Plasmid Transfection and RNAi
For transient transfections with plasmid DNA, cells at ~70-80% confluency were transfected using Lipofectamine3000 (Invitrogen) diluted in Opti-MEM (Gibco) according to the manufacturer’s instructions. After 72 h, cells were harvested and used for downstream applications. For stable transfections, cells were selected 48 h following transfection with either 750 μg/ml G418 sulfate (Invitrogen) or 1 μg/ml Puromycin (Gibco). Once single-cell colonies reached >100 cells, colonies were collected and grown to confluency. BLM-WMF mutation was confirmed by genomic DNA sequencing and BLM expression by Western blotting. For RNA interference of NCAPH and NCAPH2, cells at ~60-80% confluency were transfected with either NCAPH Silencer Select siRNA (ThermoFisher, siRNA ID. 136898) or NCAPH2 Silencer Select siRNA (ThermoFisher, siRNA ID. 44519) using RNAiMAX (Invitrogen) diluted in Opti-MEM reduced-serum media (Gibco) according to the manufacturer’s instructions and incubated for 72 h prior to downstream application. For the sister chromatid exchange and γ-H2AX elimination assays, two rounds of siRNA were performed. The second transfection was done 48 h following the first transfection and the assays were carried out 24 h following the second transfection. Silencer Select Negative Control No. 1 siRNA (ThermoFisher, cat. no. 4390843) was used as a negative control.
Double-thymidine block
Cells in S phase were obtained as previously described4 with minor modifications. Briefly, cells were arrested at the G1/S boundary with 2 mM thymidine for 24 h, released into drug-free media (14 h for BLM-WT and BLM-WMFmut and 22 h for BLM-KO to account for differences in doubling time identified in Supplementary Fig.

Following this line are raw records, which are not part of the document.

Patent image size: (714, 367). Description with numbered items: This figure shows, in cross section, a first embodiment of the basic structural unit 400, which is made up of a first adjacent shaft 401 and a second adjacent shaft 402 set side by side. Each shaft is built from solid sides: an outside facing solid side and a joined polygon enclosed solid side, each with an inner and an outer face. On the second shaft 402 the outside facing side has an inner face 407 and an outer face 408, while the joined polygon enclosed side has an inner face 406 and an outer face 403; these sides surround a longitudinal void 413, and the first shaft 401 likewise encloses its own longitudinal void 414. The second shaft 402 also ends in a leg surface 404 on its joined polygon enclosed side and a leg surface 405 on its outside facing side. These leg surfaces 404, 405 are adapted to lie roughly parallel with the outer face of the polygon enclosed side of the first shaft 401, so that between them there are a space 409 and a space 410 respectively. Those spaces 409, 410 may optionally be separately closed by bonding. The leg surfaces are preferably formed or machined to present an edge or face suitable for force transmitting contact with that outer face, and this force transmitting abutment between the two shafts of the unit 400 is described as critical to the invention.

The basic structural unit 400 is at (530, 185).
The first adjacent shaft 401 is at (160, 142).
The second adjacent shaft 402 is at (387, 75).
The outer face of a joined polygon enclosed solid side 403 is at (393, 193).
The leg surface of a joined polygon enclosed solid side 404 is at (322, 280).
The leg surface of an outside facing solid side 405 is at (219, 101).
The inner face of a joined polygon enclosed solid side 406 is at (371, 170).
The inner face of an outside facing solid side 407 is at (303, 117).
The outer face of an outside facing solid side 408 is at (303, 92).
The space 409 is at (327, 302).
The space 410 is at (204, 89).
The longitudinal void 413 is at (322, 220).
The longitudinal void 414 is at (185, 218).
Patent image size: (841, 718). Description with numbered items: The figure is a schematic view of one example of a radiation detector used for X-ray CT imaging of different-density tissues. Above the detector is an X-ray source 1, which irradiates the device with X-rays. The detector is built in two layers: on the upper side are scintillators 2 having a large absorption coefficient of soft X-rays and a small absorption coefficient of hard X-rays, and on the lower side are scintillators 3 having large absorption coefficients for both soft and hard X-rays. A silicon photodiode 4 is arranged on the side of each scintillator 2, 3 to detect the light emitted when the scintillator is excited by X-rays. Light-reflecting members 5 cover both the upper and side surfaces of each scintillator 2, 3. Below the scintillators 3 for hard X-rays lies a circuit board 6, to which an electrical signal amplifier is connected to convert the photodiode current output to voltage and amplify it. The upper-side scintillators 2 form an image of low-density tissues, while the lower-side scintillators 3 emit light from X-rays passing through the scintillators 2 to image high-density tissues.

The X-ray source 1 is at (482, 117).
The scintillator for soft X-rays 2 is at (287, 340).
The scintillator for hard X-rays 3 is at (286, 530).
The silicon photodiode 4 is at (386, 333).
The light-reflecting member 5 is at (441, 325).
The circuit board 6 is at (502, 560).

S3b,c), shifted to 2 mM thymidine for 16 h, and released into drug-free media for downstream experiments.
Co-immunoprecipitation
Co-immunoprecipitation was performed using two different methods. For the first method98, nuclei were prepared by resuspending cell pellets on ice for 2 min in cytoplasmic lysis buffer [20 mM Tris pH 7.4, 10% Glycerol, 10 mM KCl, 0.2% NP-40, 2 μM EDTA, 1 mM PMSF, and protease inhibitor cocktail (Pierce)]. Nuclei were collected and lysed in nuclear lysis buffer [20 mM Tris pH 7.4, 10 mM KCl, 0.4 M NaCl, 10% glycerol, 1 μM EDTA, 1 mM PMSF, protease inhibitor cocktail (Pierce), phosphatase inhibitor cocktail (Pierce), and 125 U/ml benzonase (MilliporeSigma)] by incubating on ice for 30 min with occasional vortexing. Phosphatase inhibitor cocktail was excluded from phosphatase experiments. 1 mg of nuclear lysate was diluted with low-salt PBS to a final salt concentration of 150 mM prior to pre-clearing. Pre-cleared nuclear lysate was incubated with 30 μL of either Protein A or G agarose beads (Pierce) crosslinked to 5 μg of antibody overnight at 4 °C and washed with nuclear lysis buffer diluted to a final salt concentration of 150 mM with low-salt PBS. For the second method, whole-cell extracts were prepared by resuspending cell pellets in nuclear lysis buffer [20 mM Tris pH 7.4, 10 mM KCl, 0.4 M NaCl, 10% glycerol, 1 μM EDTA, 1 mM PMSF, protease inhibitor cocktail (Pierce), phosphatase inhibitor cocktail (Pierce), and 125 U/ml benzonase (MilliporeSigma)], lysing by Dounce homogenization, and incubating on ice for 30 min with occasional vortexing. 1.5 mg of whole-cell lysate was diluted with low-salt PBS to a volume of 1 ml and a final salt concentration of 150 mM prior to pre-clearing. Pre-cleared lysates were incubated with 5 μg of antibody overnight at 4 °C, incubated for 4 h at 4 °C with 30 μl of Protein G agarose beads, and washed extensively with nuclear lysis buffer. For experiments including lambda protein phosphatase, protein samples were treated with lambda protein phosphatase (New England BioLabs) per manufacturer’s protocol. Briefly, protein sample was treated with 10x NEBuffer for Protein MetalloPhosphatases (PMP) and 10 mM MnCl2 to a total volume of 50 μl. The volume was adjusted based on the volume required for 1.5 mg of protein. 1 μl of lambda protein phosphatase was added to the reaction per 50 μl and incubated at 30 °C for 30 min prior to pre-clearing and co-immunoprecipitation. Inputs are from the same lambda-protein-phosphatase treated lysates used for co-immunoprecipitation.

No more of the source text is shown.